She felt a hand cover hers. Felt the warm flesh of it, and the small caress of the fingers. The saliva seemed to dry in her throat. Was she going to be accosted? Or worse? What was wrong with her to be so unnerved, for heaven's sake!

But the old conventions were too firmly steeped in her mind, and the foolishness of getting into this situation began to alarm her…

‘Why not come with us?' Jacques said now. ‘If my manners have offended you, I apologise. But your company would do me honour, and these two would stop searching for a “friend” for me. I would see that you were put into a cab
at the end of the evening, and guarantee that you come to no harm.'

His personality seemed to change with the ease of a chameleon. He could be the charming continental, or unpredictable, or just plain objectionable. Angel wavered. She shouldn't entertain the idea for a moment. She should tell them to get out of this cab the minute they reached Beezer's Club, whatever it was, and tell the cabbie to take her straight home. A voice from the driving seat floated back to them.

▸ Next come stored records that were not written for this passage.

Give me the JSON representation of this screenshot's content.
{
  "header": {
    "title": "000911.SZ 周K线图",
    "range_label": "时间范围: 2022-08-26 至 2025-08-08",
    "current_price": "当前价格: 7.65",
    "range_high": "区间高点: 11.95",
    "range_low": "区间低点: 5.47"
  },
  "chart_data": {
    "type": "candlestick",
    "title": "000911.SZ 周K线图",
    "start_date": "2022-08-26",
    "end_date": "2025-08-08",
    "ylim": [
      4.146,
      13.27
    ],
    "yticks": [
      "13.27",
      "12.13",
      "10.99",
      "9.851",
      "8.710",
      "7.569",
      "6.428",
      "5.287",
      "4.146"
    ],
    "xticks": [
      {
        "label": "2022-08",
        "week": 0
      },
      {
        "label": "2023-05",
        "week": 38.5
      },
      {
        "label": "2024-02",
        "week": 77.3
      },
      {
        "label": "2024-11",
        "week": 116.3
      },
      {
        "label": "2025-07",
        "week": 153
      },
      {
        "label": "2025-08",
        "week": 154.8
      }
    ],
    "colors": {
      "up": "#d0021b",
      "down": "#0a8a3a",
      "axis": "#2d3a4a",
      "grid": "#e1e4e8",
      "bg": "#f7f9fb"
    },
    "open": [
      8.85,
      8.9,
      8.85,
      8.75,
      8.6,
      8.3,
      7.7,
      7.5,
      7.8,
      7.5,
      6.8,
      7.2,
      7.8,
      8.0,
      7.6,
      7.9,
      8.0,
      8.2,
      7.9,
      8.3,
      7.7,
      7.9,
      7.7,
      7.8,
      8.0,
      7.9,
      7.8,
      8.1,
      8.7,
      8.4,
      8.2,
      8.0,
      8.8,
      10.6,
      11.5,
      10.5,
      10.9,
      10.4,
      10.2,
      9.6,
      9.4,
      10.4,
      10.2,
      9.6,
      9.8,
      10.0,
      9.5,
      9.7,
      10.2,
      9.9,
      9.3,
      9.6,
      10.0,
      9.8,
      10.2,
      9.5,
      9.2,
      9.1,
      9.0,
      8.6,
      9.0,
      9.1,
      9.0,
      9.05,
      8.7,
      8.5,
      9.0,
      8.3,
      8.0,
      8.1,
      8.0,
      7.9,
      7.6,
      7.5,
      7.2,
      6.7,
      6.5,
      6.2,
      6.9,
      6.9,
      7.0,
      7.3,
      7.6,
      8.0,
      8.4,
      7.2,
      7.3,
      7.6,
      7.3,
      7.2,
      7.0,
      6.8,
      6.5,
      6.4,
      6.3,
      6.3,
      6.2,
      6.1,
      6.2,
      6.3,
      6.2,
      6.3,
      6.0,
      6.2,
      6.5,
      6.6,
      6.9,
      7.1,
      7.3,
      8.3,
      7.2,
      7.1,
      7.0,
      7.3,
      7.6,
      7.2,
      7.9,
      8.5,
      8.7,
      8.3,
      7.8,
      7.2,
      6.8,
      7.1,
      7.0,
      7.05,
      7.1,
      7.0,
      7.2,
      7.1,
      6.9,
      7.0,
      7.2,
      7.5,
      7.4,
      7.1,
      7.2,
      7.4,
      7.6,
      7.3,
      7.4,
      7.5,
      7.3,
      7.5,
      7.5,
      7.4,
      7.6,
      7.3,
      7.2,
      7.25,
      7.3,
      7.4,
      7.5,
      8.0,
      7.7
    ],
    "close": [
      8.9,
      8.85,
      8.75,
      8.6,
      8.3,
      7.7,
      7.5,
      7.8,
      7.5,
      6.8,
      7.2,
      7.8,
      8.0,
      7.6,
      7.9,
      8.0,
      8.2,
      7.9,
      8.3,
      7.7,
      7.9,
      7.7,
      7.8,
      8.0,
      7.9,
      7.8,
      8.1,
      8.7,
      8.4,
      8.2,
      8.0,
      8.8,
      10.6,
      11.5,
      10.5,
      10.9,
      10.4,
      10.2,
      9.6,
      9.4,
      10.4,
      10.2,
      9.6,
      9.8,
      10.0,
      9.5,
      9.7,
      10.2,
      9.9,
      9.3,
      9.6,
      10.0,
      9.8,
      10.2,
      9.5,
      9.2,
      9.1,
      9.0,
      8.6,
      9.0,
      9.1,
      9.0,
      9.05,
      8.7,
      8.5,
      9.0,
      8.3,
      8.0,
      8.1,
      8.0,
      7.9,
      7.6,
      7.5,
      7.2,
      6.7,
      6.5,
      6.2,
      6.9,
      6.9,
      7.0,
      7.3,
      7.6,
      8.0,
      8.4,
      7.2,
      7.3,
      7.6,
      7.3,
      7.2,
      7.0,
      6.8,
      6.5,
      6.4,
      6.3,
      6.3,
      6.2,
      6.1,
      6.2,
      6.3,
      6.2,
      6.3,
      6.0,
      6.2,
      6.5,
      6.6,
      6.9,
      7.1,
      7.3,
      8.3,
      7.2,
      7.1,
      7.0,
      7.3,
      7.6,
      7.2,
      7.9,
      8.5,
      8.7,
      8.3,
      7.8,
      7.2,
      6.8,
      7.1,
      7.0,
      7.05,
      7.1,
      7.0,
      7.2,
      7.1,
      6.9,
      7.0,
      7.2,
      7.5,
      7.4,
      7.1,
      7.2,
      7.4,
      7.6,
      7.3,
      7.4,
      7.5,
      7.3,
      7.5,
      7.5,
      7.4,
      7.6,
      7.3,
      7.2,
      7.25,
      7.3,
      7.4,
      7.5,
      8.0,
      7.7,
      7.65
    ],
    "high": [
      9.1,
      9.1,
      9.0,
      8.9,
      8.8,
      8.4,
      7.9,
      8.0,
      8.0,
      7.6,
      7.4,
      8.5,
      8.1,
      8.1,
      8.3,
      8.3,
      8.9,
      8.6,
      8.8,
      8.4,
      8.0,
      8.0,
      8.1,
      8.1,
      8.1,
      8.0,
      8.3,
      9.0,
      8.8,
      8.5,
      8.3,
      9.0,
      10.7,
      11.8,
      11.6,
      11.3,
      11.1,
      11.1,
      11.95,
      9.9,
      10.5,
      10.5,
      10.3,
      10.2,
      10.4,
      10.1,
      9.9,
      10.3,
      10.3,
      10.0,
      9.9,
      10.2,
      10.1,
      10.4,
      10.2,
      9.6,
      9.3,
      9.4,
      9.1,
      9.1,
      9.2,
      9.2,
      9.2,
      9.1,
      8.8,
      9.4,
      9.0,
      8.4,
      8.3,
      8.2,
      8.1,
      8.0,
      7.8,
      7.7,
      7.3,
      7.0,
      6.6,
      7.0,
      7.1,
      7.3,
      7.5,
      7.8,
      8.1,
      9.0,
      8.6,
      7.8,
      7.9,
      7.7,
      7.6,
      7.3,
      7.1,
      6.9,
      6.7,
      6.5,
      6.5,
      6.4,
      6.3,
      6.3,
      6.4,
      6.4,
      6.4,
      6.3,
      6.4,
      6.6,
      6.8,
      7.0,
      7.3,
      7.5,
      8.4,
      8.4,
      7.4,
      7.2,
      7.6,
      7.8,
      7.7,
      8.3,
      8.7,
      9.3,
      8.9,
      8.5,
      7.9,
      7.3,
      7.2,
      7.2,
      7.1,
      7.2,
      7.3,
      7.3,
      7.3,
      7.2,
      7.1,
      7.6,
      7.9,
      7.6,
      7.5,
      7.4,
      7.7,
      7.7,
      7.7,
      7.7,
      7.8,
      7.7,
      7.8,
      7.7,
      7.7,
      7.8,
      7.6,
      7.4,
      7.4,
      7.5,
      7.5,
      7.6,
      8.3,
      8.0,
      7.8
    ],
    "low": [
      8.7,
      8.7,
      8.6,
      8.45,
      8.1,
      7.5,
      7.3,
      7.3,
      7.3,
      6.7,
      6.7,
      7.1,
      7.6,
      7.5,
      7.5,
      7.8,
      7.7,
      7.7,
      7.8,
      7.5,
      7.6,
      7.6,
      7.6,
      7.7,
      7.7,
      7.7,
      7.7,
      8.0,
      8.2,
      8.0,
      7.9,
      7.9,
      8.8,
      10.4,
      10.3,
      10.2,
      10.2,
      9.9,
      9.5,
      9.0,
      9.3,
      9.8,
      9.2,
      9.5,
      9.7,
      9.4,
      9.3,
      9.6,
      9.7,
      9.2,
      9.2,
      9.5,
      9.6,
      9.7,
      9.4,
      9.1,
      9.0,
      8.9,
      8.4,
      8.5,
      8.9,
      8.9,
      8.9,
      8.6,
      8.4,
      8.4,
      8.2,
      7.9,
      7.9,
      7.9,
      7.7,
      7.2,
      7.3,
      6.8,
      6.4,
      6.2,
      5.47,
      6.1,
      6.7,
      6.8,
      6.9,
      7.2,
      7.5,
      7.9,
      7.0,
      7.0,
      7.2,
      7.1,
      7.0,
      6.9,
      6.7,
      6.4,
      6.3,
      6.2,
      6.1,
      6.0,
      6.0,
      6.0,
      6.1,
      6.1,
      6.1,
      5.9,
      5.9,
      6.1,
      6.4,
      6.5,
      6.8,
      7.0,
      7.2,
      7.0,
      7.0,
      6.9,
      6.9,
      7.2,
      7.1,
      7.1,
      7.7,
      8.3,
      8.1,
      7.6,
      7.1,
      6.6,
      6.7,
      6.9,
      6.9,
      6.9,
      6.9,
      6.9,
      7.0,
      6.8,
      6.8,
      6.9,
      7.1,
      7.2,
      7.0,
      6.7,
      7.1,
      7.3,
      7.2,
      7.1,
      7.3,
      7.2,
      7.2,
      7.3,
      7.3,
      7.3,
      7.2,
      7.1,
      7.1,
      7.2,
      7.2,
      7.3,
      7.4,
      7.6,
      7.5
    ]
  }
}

‘Go on, ducks. Give yerself a birthday. Tain't every night a birdman invites yer out on the town!'

The others laughed at the cabbie's turn of phrase. Angel saw how the laughter lightened the officer's face. The hard line of his mouth softened, little lines fanned out from the corners of his eyes … and her heart was suddenly racing.

Why not? The little devil inside her asked. Why not take a chance for once, instead of having her life so irritatingly ordered? Didn't she always wish that something exciting could happen to her? And what harm could come of it? Despite her earlier misgivings, she was undeniably intrigued by Jacques whoever-he-was…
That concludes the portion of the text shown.